Friday, October 24, 2014


the more I try to be nonjudgmental, the more I see myself being judged by others.

question 1: why do people hold family as so sacrosanct? and not just their own but mine too, in their opinion of how important it should be for me.

situation: diwali. apparently being alone for diwali is the saddest thing people (south asians) can imagine. really? even if the person being alone is me, and I am not sad about it, but rather seem to like it, to be away from all of that exaggeration and noise and crowd, and over what?!

related question: why does an honest statement that you don't miss your family on diwali dismay people? why does it make them judge me as inhuman and cold?

question 2: religiously fervent people pity people lacking beliefs and look at you with shock and abhorrence. why?

situation: because I have a cartoon of hanuman on my office desk that is in no way derogatory but still a caricature of his mythological strength. and because I'm saying that this country makes one question the very idea of religion and although I still pray I don't know what the target of my prayers is.

question 3: (and I know I've said this before umpteen times) why do women who are also mothers consider other women - who're not planning to make a family or don't seem to care for those questions - to be less womanly? and why do they talk about kids as if its my duty to have some, as if I don't have a life if I don't?

I hope someday Jad Abumrad and Robert Krulwich will try answering those questions on Radiolab. till then this post was supposed to only say that I love what they're doing. their podcasts are not just informative, they make me feel like I'm there with them, travelling, learning, seeing for myself. and each is heartwarming, and in some ways a revelation into human life and existence.

Thursday, October 23, 2014

"one is still what one is going to cease to be, and already what one is going to become... "

its been busy. I know that when I haven't visited online sales on loft.com in a long while. and although because I'm in texas where 'fall' just means the end of scathing heat, I can't say for sure I had time to realize that winter is just around the corner.

so what's been biting me all these months? literally speaking, a small family of bedbugs that I hope is vanquished and dead (but that still gives me bouts of anxiety scanning my sheets for aliens and lint). but more broadly, I really don't know.

I know there are a couple random movies and stories and the ubiquitous phdcomic on our lives, but its still unbelievably annoying how each one of us goes through the same timeline of emotions although all of us stubbornly want to believe we are special. so I'm at that point now, where I'm on the market and about to finish, and well you should know the rest without me having to tell you.

But I do believe I'm different right, and therefore you do expect me to tell you how it is for me.

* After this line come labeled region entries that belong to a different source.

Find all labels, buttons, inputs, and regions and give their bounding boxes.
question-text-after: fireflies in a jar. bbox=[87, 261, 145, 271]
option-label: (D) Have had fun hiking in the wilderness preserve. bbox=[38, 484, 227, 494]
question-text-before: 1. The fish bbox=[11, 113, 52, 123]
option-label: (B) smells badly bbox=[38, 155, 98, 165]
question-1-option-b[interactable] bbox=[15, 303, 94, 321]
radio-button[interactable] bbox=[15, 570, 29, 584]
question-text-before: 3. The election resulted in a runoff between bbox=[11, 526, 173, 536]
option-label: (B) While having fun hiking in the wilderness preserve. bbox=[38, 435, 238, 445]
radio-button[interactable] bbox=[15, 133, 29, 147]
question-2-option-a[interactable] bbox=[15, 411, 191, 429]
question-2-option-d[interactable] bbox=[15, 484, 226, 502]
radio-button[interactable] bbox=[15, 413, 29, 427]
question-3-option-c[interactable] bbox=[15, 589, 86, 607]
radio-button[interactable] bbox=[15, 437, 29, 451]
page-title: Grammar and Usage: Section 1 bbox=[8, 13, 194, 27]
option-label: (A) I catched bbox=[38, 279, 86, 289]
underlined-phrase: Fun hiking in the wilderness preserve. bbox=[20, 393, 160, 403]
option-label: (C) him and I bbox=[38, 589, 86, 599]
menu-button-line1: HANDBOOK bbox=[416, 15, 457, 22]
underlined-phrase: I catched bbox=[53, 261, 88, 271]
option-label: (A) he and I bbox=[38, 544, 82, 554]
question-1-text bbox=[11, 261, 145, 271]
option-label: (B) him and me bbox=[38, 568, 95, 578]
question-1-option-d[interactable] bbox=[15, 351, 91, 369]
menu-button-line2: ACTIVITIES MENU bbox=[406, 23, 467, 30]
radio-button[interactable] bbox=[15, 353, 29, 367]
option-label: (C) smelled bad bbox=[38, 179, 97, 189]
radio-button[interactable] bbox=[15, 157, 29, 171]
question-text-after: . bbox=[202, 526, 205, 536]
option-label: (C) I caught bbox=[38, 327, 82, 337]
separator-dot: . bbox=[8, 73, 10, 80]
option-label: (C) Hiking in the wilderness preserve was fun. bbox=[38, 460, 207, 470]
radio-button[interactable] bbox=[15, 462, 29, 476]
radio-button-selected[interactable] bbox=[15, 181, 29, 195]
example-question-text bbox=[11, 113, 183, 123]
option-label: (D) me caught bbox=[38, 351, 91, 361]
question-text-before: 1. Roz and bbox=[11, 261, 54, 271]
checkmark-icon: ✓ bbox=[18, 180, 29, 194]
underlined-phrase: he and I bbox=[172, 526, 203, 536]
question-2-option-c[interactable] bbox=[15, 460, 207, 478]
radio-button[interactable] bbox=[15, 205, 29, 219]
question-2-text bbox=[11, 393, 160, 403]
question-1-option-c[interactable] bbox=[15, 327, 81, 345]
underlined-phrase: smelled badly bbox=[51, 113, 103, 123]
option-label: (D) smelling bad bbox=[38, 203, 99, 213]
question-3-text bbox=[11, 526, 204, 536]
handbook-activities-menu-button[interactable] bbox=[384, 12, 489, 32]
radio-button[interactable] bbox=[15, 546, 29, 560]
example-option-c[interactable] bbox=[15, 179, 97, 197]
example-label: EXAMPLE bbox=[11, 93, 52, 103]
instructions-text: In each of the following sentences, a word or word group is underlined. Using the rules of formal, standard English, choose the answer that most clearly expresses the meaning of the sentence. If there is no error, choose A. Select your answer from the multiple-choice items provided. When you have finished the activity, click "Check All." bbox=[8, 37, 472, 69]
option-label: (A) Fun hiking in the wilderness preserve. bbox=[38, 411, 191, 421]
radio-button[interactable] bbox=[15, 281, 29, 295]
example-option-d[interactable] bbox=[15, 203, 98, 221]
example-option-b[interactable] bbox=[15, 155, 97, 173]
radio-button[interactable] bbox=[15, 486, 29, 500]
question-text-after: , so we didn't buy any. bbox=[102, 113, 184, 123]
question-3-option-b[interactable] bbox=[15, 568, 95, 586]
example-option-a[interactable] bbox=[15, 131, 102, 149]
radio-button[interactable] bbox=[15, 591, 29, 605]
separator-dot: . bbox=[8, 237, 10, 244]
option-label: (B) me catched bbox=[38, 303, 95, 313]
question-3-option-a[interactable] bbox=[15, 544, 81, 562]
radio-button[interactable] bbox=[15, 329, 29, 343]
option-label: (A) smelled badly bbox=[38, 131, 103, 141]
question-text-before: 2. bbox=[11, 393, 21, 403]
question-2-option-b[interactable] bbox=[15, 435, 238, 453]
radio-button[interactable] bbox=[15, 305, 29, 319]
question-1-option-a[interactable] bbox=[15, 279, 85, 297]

typically in the last year and a half, my campus and department, my school and its surroundings and the people have become both too new (and different; I mean why are there thousands more students around and why are there houses and buildings coming alive where there used to be fields earlier?) and too unchanged (have I really been living within 3 miles of my first apartment for more than 5 yrs? and did I really tolerate all these people for so long without a reason?) for my liking. I'm having a second life and identity crisis (the first was when I moved two-three jobs before coming back to school here and realized I'd found my calling for then at least) where I keep telling myself that I'm good, but something inside keeps asking in return, "For what?".

and here's the bit that does make me different: although I'm hunting for jobs and making multiple people spend their weekends writing letters recommending me, I am not really praying for a job. or am I but because these last years have made me a semi-atheist, the nature of prayers have changed, unrecognized? maybe that too. but the point is, I find myself instead thinking of what else I could do if that job does not come. I could make a baby while still reflecting on my calling for the next phase of life. or write a book instead. or volunteer for something I'd admire myself for but probably lack the courage to do (or else there wouldn't be self-admiration).

and then today I find (on the internet, where else; I'm an antisocial PhD candidate with no friends remember?) a classmate who was working with me for a brief period of self-searching (probably also for him) 5-6 yrs ago. and he has since then quit the pretense of academic research and is lending his head to creating advertisements, and hang on, is also publishing his first novel very soon, after having had a short story selected for some Indian award! am I shouting, that could have been me?? sort of, but I feel his sketches are way better than mine, and I still have to see his writing. but I am searching out my window at that immaculate scene of suburban america and wondering if its time to take a U-turn yet again. its been a great 5 yrs but now its beginning to sour.

happy diwali, all. I must go get a box of those samosas home that beat anything you find in India (they have Mexican cooks in their kitchen and boy have they beat us to it)!